According to reports all the States face the problem of acquisition of suitable land for the construction of residential quarters and court buildings was noted. The meagre funds allocated was cited as the paramount cause for the slow-paced infrastructural development. The expert committees suggested undertaking vertical constructions and to encourage e-Courts and VC-hearings. However, every infrastructural development has its limits even while considering vertical constructions. Alternatively, virtual courts can be set up and Infrastructural costs saved so saved can be utilised for the appointment of more Judicial Officers (‘JO’). Some JO can be assigned to adjudicate solely via VC-hearings. By continuing the current working of the online courts coupled with equally efficacious physical hearings, around 21,17,179 cases a month and approximately 25,406,157 cases are capable of being disposed of within one year.
In conclusion, the VC-hearings coupled with physical hearings in District Courts are not only plausible but the need of the hour and by optimum utilisation of available human, technological and financial resources, the efficiency of justice delivery system can be magnanimously enhanced. The efficiency of VC-hearings can be raised by infrastructural development and technological awareness. VC-hearings can be eased by the division of facts, documents, and scheduling First Hearings in parts e.g.: Appearance, Miscellaneous, setting of issues. The VC-hearings will also further lead to paperless litigation. The High Courts can set our Rules with immediate effect which shall enable district courts for conducting VC trials. As regards privacy issues, recommendations can be made to NITI Aayog for framing regulations regarding VC-hearings,.
VC-hearings cannot be a substitute for physical hearings,as Section 273 of CrPC ensures all evidence recorded during the proceeding to be in the presence of the accused. Furthermore, various provisions such as the Right to Refresh Memory u/s. 159 of the Evidence Act shall be rendered redundant as the accused can cheat. This obligation is cast on the Magistrates and it would be impossible for the Magistrate to ensure the protection of rights of accused through virtual courtrooms. Similarly, rights u/s 316 of CrPC can be infringed as the accused can potentially be subjected to threats for inducing him to disclose/withhold any matter within his knowledge. Provisions u/s. 313, 437 and 438 will also be rendered infructuous if hearings solely via VC-hearings are compelled. Nonetheless, a system of installing VC-Booths with CCTV cameras, voice tapings and secret e-ballot can be deemed as a solution to all these apprehended problems.
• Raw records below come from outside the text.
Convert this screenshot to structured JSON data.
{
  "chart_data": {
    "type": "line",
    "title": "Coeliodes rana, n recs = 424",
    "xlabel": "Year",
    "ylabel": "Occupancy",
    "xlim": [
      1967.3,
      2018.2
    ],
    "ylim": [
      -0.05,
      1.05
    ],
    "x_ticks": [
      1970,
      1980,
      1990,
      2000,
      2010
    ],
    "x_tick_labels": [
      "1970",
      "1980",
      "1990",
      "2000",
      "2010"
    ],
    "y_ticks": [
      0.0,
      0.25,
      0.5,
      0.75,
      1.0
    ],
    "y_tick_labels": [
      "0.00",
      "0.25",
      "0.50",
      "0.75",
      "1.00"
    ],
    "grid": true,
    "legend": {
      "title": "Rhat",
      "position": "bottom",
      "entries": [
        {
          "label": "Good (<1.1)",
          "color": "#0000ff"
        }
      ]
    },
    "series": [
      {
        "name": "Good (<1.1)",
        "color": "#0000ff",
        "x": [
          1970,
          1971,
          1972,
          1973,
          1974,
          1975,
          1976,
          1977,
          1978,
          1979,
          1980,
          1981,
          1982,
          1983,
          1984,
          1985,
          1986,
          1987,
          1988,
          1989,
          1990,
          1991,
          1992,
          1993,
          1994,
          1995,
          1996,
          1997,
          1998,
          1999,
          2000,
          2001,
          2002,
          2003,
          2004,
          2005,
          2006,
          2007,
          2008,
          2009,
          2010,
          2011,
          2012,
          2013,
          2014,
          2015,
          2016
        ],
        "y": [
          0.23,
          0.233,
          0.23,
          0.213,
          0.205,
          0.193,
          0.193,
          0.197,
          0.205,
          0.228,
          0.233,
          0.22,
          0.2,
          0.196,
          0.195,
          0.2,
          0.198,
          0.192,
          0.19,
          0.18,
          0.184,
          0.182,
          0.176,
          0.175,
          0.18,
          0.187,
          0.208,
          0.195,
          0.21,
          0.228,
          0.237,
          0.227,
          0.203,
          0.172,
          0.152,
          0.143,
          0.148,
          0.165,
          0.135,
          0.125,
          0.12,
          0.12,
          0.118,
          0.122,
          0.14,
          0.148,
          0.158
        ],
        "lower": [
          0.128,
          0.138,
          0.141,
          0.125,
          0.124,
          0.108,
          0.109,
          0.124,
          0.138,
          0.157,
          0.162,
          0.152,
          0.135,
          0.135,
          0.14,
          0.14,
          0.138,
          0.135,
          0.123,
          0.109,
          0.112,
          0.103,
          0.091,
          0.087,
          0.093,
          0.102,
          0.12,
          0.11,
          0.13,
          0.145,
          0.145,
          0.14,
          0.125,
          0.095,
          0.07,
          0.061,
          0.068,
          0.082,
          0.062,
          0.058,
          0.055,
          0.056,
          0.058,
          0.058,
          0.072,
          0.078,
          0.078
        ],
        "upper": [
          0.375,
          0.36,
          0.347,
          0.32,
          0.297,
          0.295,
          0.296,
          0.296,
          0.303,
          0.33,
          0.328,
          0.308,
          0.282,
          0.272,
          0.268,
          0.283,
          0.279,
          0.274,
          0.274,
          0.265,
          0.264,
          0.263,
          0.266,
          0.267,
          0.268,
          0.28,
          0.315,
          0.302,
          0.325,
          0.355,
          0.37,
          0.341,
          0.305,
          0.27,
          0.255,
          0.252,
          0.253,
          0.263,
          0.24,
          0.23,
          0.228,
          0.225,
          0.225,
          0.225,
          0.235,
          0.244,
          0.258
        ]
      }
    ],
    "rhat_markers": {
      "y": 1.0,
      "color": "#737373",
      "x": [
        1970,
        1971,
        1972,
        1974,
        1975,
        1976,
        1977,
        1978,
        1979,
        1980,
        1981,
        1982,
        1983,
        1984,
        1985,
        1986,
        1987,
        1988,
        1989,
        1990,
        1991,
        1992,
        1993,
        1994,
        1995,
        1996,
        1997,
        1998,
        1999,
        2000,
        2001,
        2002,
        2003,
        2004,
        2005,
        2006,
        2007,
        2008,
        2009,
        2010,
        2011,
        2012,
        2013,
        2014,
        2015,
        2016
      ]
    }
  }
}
The practices followed by the Hon’ble Supreme Court and High Courts are drastically different than the ones followed by subordinate courts. The advocate has to time and again seek instructions from his/her client which can be a cumbersome process through online medium. Moreover, the oaths and testimonies of witnesses take place in the form of Affidavits under High Courts and Apex Court, unlike the lower courts. Thus, the swearing of witnesses and ensuring the protection of their rights is a huge hurdle.
Furthermore, cases involving dissipation of confidential or sensitive information should not be heard through VC until laws governing privacy rights are developed. The presence of accused witnesses, vulnerable witnesses with their legal counsels and Magistrate is thus, an inseparable aspect of a free and fair trial. On the flip side, for instances previously mentioned, matters of certain nature and also of particular prescribed stages can be conducted through VC-hearings. Lastly, the parties to the dispute may be asked to provide their consent on each stage of the case after educating them regarding the pros and cons of the virtual proceeding. Funding of Rupees 9 Crores seems sufficient to build the technological infrastructure necessary and to defeat evils withholding the smooth functioning of virtual district courts. As the UN-Lockdownbegins, a golden aeon of judicial reforms awaits India for Justice should not only be done, but it should be seen to have been done.